Idling at the bar, I watched two of the younger women in attendance yell warmly at each other over the noise. They were watering down their Clines with Sprite and looked like they’d spent most of their years breathing through cigarettes. The bottle blonde had an ornate tattoo visible across her upper chest, and the brunette, with no tattoos I could see, soon caught me eavesdropping and invited me to the spring Apple Blossom Festival.
“It’s amazing. Whole town’s just drinking outside for like a week. Like Mardi Gras with apples. I’m gonna have my beads on—she knows!” The blonde laughed and shook her head.
“I love this hotel now,” said the brunette. “So classy. Couple years ago this was, like, a mental hospital? Awful. Now you got music and it’s beautiful looking. It’ll fill up around Apple Blossom.

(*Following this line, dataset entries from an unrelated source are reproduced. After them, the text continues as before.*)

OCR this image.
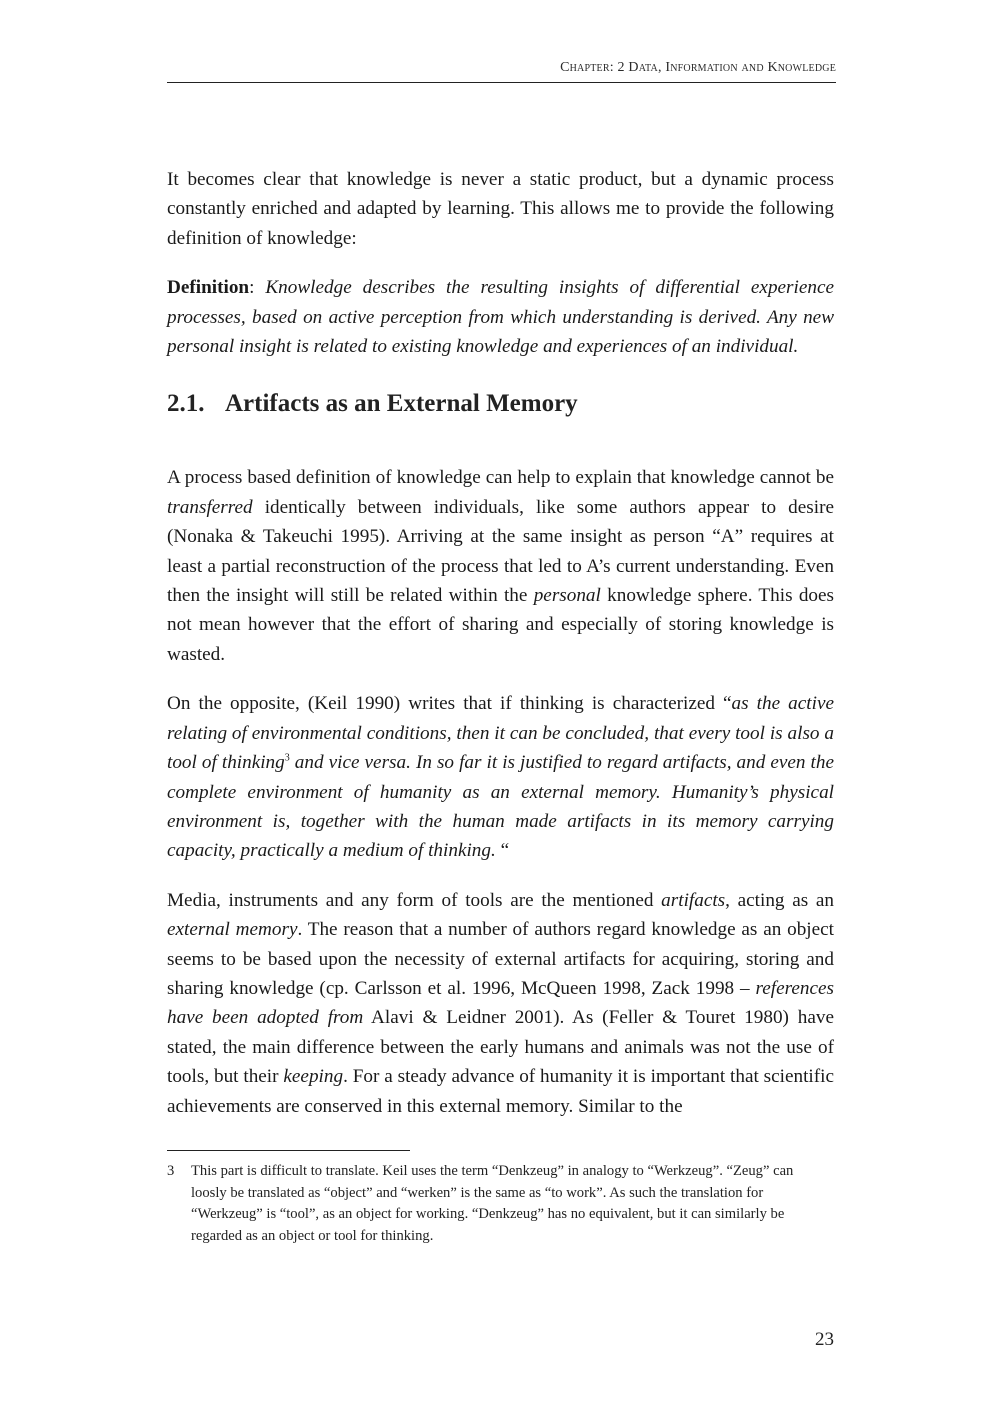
Chapter: 2 Data, Information and Knowledge

It becomes clear that knowledge is never a static product, but a dynamic process constantly enriched and adapted by learning. This allows me to provide the following definition of knowledge:

Definition: Knowledge describes the resulting insights of differential experience processes, based on active perception from which understanding is derived. Any new personal insight is related to existing knowledge and experiences of an individual.

2.1. Artifacts as an External Memory

A process based definition of knowledge can help to explain that knowledge cannot be transferred identically between individuals, like some authors appear to desire (Nonaka & Takeuchi 1995). Arriving at the same insight as person “A” requires at least a partial reconstruction of the process that led to A’s current understanding. Even then the insight will still be related within the personal knowledge sphere. This does not mean however that the effort of sharing and especially of storing knowledge is wasted.

On the opposite, (Keil 1990) writes that if thinking is characterized “as the active relating of environmental conditions, then it can be concluded, that every tool is also a tool of thinking$^3$ and vice versa. In so far it is justified to regard artifacts, and even the complete environment of humanity as an external memory. Humanity’s physical environment is, together with the human made artifacts in its memory carrying capacity, practically a medium of thinking. “

Media, instruments and any form of tools are the mentioned artifacts, acting as an external memory. The reason that a number of authors regard knowledge as an object seems to be based upon the necessity of external artifacts for acquiring, storing and sharing knowledge (cp. Carlsson et al. 1996, McQueen 1998, Zack 1998 – references have been adopted from Alavi & Leidner 2001). As (Feller & Touret 1980) have stated, the main difference between the early humans and animals was not the use of tools, but their keeping. For a steady advance of humanity it is important that scientific achievements are conserved in this external memory. Similar to the

3 This part is difficult to translate. Keil uses the term “Denkzeug” in analogy to “Werkzeug”. “Zeug” can loosly be translated as “object” and “werken” is the same as “to work”. As such the translation for “Werkzeug” is “tool”, as an object for working. “Denkzeug” has no equivalent, but it can similarly be regarded as an object or tool for thinking.
23
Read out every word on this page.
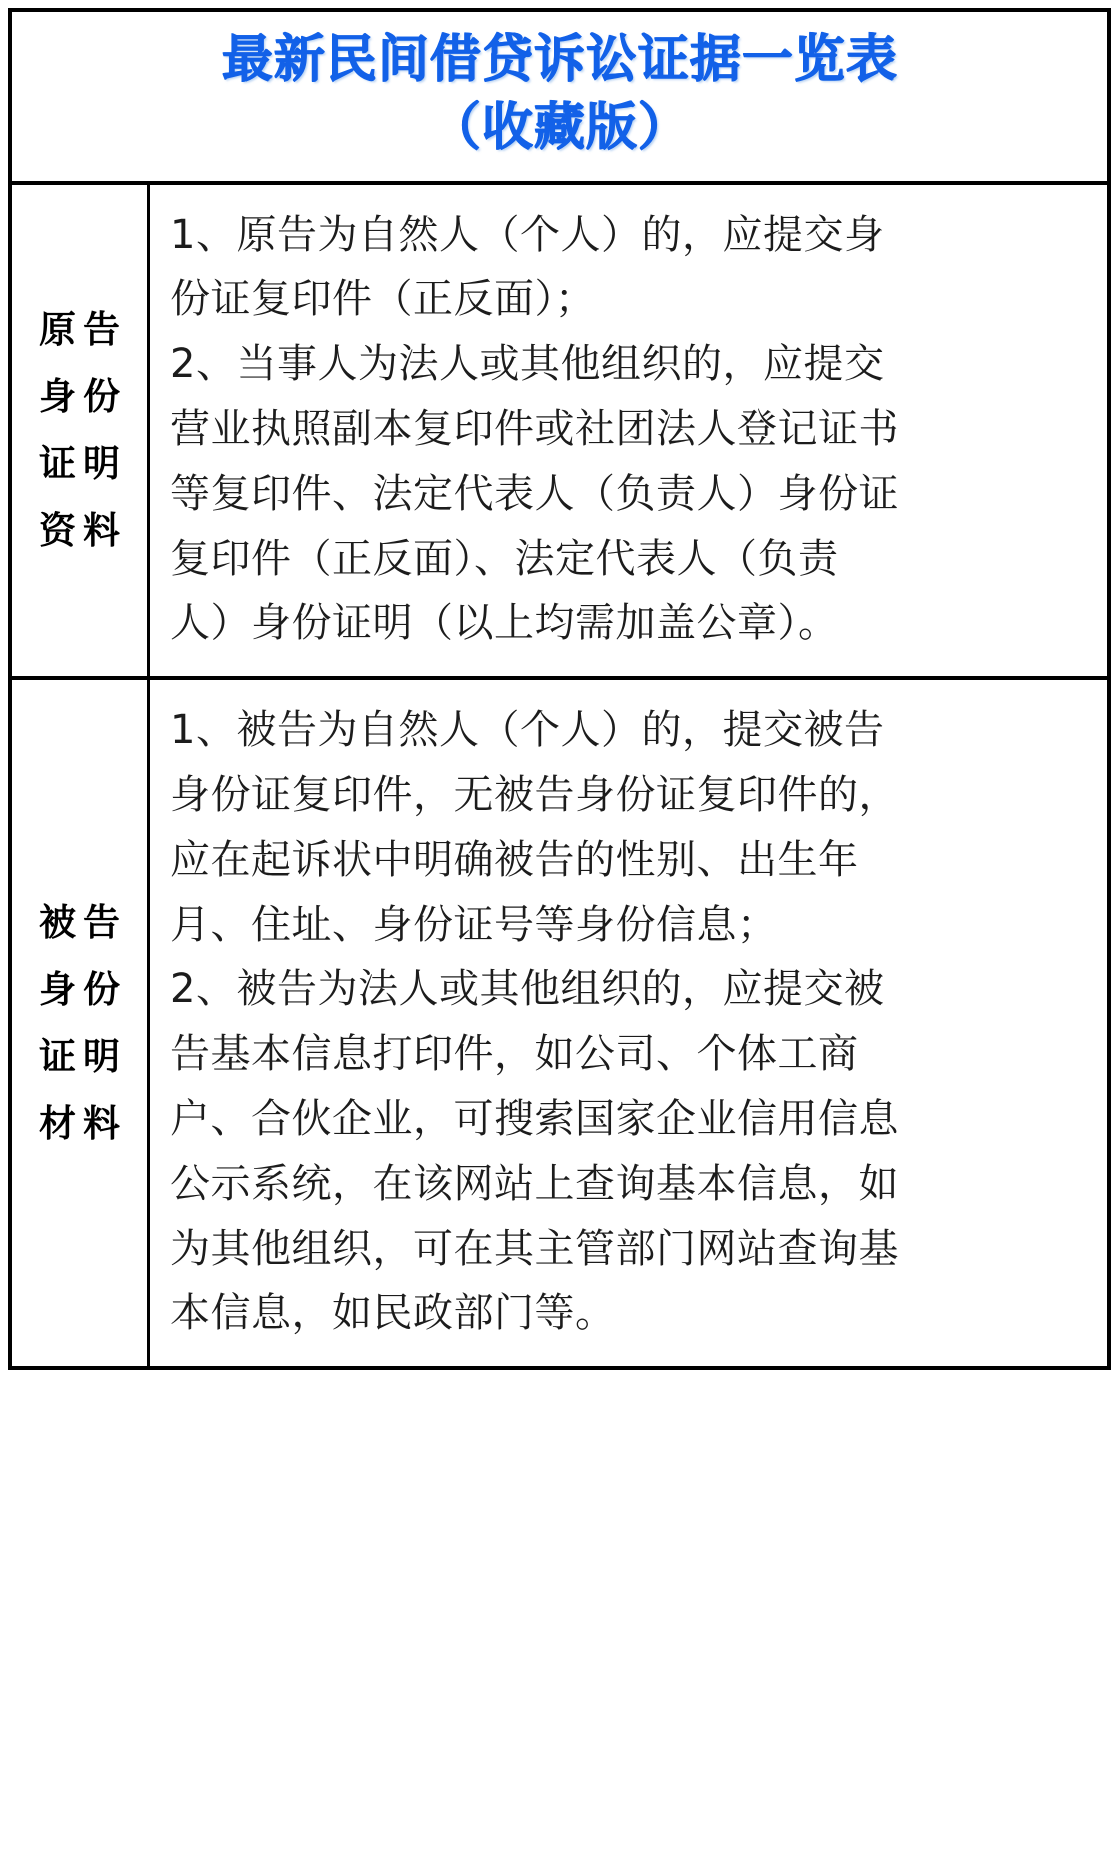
最新民间借贷诉讼证据一览表
（收藏版）
原告
身份
证明
资料
1、原告为自然人（个人）的，应提交身
份证复印件（正反面）；
2、当事人为法人或其他组织的，应提交
营业执照副本复印件或社团法人登记证书
等复印件、法定代表人（负责人）身份证
复印件（正反面）、法定代表人（负责
人）身份证明（以上均需加盖公章）。
被告
身份
证明
材料
1、被告为自然人（个人）的，提交被告
身份证复印件，无被告身份证复印件的，
应在起诉状中明确被告的性别、出生年
月、住址、身份证号等身份信息；
2、被告为法人或其他组织的，应提交被
告基本信息打印件，如公司、个体工商
户、合伙企业，可搜索国家企业信用信息
公示系统，在该网站上查询基本信息，如
为其他组织，可在其主管部门网站查询基
本信息，如民政部门等。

“This girl right here,” she shouted at me, wrapping an unmuscular arm around her drinking partner, “we’ve known each other forty . . . forty-one?”
“Forty-one,” said the blonde.
“Forty-one years. Since we were little kids.”

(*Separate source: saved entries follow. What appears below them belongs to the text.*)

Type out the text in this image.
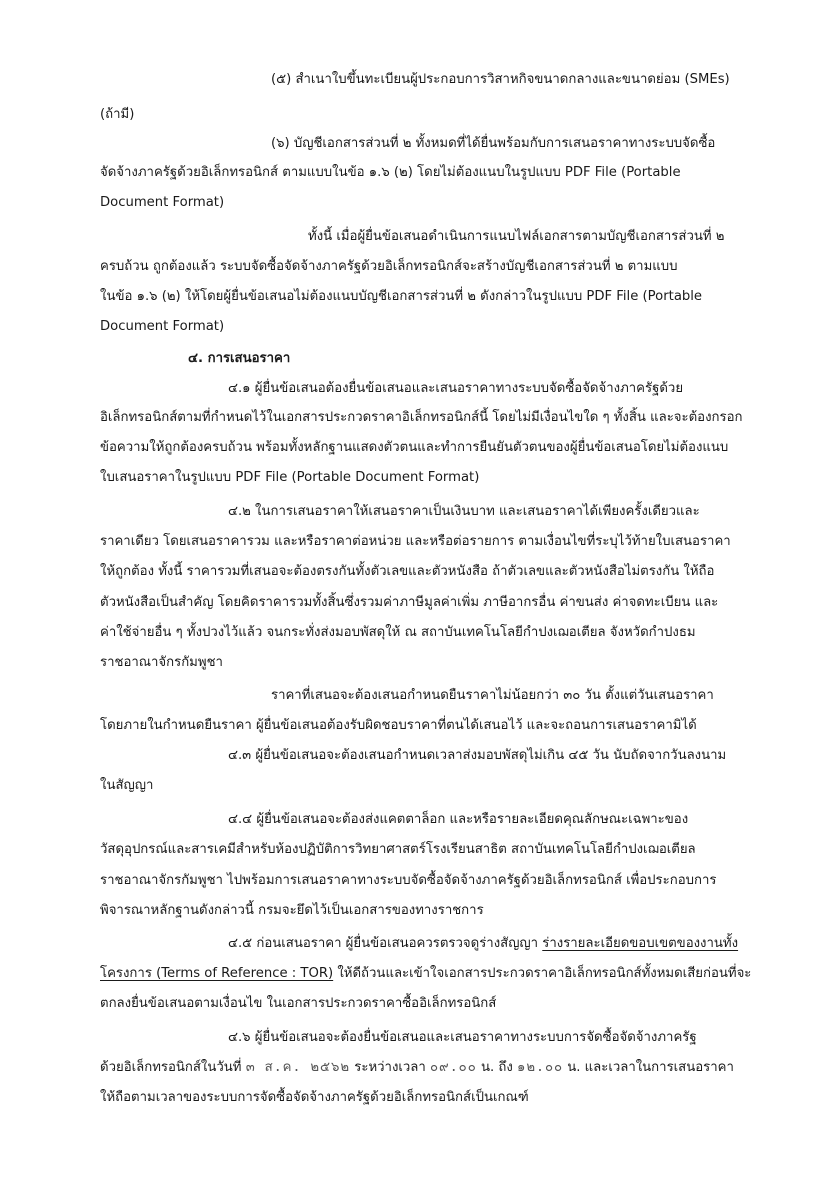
(๕) สำเนาใบขึ้นทะเบียนผู้ประกอบการวิสาหกิจขนาดกลางและขนาดย่อม (SMEs)
(ถ้ามี)
(๖) บัญชีเอกสารส่วนที่ ๒ ทั้งหมดที่ได้ยื่นพร้อมกับการเสนอราคาทางระบบจัดซื้อ
จัดจ้างภาครัฐด้วยอิเล็กทรอนิกส์ ตามแบบในข้อ ๑.๖ (๒) โดยไม่ต้องแนบในรูปแบบ PDF File (Portable
Document Format)
ทั้งนี้ เมื่อผู้ยื่นข้อเสนอดำเนินการแนบไฟล์เอกสารตามบัญชีเอกสารส่วนที่ ๒
ครบถ้วน ถูกต้องแล้ว ระบบจัดซื้อจัดจ้างภาครัฐด้วยอิเล็กทรอนิกส์จะสร้างบัญชีเอกสารส่วนที่ ๒ ตามแบบ
ในข้อ ๑.๖ (๒) ให้โดยผู้ยื่นข้อเสนอไม่ต้องแนบบัญชีเอกสารส่วนที่ ๒ ดังกล่าวในรูปแบบ PDF File (Portable
Document Format)
๔. การเสนอราคา
๔.๑ ผู้ยื่นข้อเสนอต้องยื่นข้อเสนอและเสนอราคาทางระบบจัดซื้อจัดจ้างภาครัฐด้วย
อิเล็กทรอนิกส์ตามที่กำหนดไว้ในเอกสารประกวดราคาอิเล็กทรอนิกส์นี้ โดยไม่มีเงื่อนไขใด ๆ ทั้งสิ้น และจะต้องกรอก
ข้อความให้ถูกต้องครบถ้วน พร้อมทั้งหลักฐานแสดงตัวตนและทำการยืนยันตัวตนของผู้ยื่นข้อเสนอโดยไม่ต้องแนบ
ใบเสนอราคาในรูปแบบ PDF File (Portable Document Format)
๔.๒ ในการเสนอราคาให้เสนอราคาเป็นเงินบาท และเสนอราคาได้เพียงครั้งเดียวและ
ราคาเดียว โดยเสนอราคารวม และหรือราคาต่อหน่วย และหรือต่อรายการ ตามเงื่อนไขที่ระบุไว้ท้ายใบเสนอราคา
ให้ถูกต้อง ทั้งนี้ ราคารวมที่เสนอจะต้องตรงกันทั้งตัวเลขและตัวหนังสือ ถ้าตัวเลขและตัวหนังสือไม่ตรงกัน ให้ถือ
ตัวหนังสือเป็นสำคัญ โดยคิดราคารวมทั้งสิ้นซึ่งรวมค่าภาษีมูลค่าเพิ่ม ภาษีอากรอื่น ค่าขนส่ง ค่าจดทะเบียน และ
ค่าใช้จ่ายอื่น ๆ ทั้งปวงไว้แล้ว จนกระทั่งส่งมอบพัสดุให้ ณ สถาบันเทคโนโลยีกำปงเฌอเตียล จังหวัดกำปงธม
ราชอาณาจักรกัมพูชา
ราคาที่เสนอจะต้องเสนอกำหนดยืนราคาไม่น้อยกว่า ๓๐ วัน ตั้งแต่วันเสนอราคา
โดยภายในกำหนดยืนราคา ผู้ยื่นข้อเสนอต้องรับผิดชอบราคาที่ตนได้เสนอไว้ และจะถอนการเสนอราคามิได้
๔.๓ ผู้ยื่นข้อเสนอจะต้องเสนอกำหนดเวลาส่งมอบพัสดุไม่เกิน ๔๕ วัน นับถัดจากวันลงนาม
ในสัญญา
๔.๔ ผู้ยื่นข้อเสนอจะต้องส่งแคตตาล็อก และหรือรายละเอียดคุณลักษณะเฉพาะของ
วัสดุอุปกรณ์และสารเคมีสำหรับห้องปฏิบัติการวิทยาศาสตร์โรงเรียนสาธิต สถาบันเทคโนโลยีกำปงเฌอเตียล
ราชอาณาจักรกัมพูชา ไปพร้อมการเสนอราคาทางระบบจัดซื้อจัดจ้างภาครัฐด้วยอิเล็กทรอนิกส์ เพื่อประกอบการ
พิจารณาหลักฐานดังกล่าวนี้ กรมจะยึดไว้เป็นเอกสารของทางราชการ
๔.๕ ก่อนเสนอราคา ผู้ยื่นข้อเสนอควรตรวจดูร่างสัญญา ร่างรายละเอียดขอบเขตของงานทั้ง
โครงการ (Terms of Reference : TOR) ให้ดีถ้วนและเข้าใจเอกสารประกวดราคาอิเล็กทรอนิกส์ทั้งหมดเสียก่อนที่จะ
ตกลงยื่นข้อเสนอตามเงื่อนไข ในเอกสารประกวดราคาซื้ออิเล็กทรอนิกส์
๔.๖ ผู้ยื่นข้อเสนอจะต้องยื่นข้อเสนอและเสนอราคาทางระบบการจัดซื้อจัดจ้างภาครัฐ
ด้วยอิเล็กทรอนิกส์ในวันที่ ๓ ส.ค. ๒๕๖๒ ระหว่างเวลา ๐๙.๐๐ น. ถึง ๑๒.๐๐ น. และเวลาในการเสนอราคา
ให้ถือตามเวลาของระบบการจัดซื้อจัดจ้างภาครัฐด้วยอิเล็กทรอนิกส์เป็นเกณฑ์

Her friend nodded. “Don’t listen to her,” she said. “She goes on and on.”
That was true. In a raspy, happy voice, the brunette told me that she spent time at a youth home as a teenager. She’d lived in Winchester all her life, and her father used to drink with Patsy. He even claimed that he kissed her once, and so this woman grew up hearing that if Patsy had only been a bit younger, he would have married her instead of the brunette’s mother. She watched Julie move around the crowd, signing programs and giving hugs.
“We could be twins!” she shouted, then went back and ordered another drink from the bar that wouldn’t have served her grandmother.
The official Celebrating Patsy Cline line on Charlie and Patsy is that they were nothing like the 1985 Patsy biopic Sweet Dreams, starring Jessica Lange and Ed Harris. In Winchester, everybody calls that film simply “the movie,” and nobody speaks of it fondly. Part of the CPC mission, particularly since Charlie has been generous with his support, is to scrub up the Patsy story for public view. Enough with the hearsay and domestic abuse accusations. As David put it: They fought, sure, but it only got physical one time.
No matter how you frame it, their marriage might be charitably called tempestuous. Their home life was tense when Patsy’s career flatlined in the late 1950s, following the success of “Walkin’ After Midnight.” She continued to record with her regular producer, the visionary “Nashville Sound” pioneer Owen Bradley, but nothing stuck to the charts. They tried everything: mambo and gutbucket country, gospel and weepy pop ballads. Then lightning struck, in the form of “I Fall to Pieces,” written by a young Hank Cochran. It was a heartbreak ballad like dozens of others Patsy had already recorded (she called them “hurtin’ songs”), and she curled around the melody, tugging at the lyrics with her signature rise-and-fall crying effect. It was released in early 1961, around the time Patsy gave birth to Randy, her second child with Charlie, and the song crawled up the charts all through the summer. Patsy’s near-fatal car crash came on June 14, when she was running errands. “I Fall to Pieces” hit number 1 on the pop charts while she convalesced. Tribute performances, many by younger female singers who already considered Patsy an influence, began at the Opry. By the time she got back on the road she was a superstar.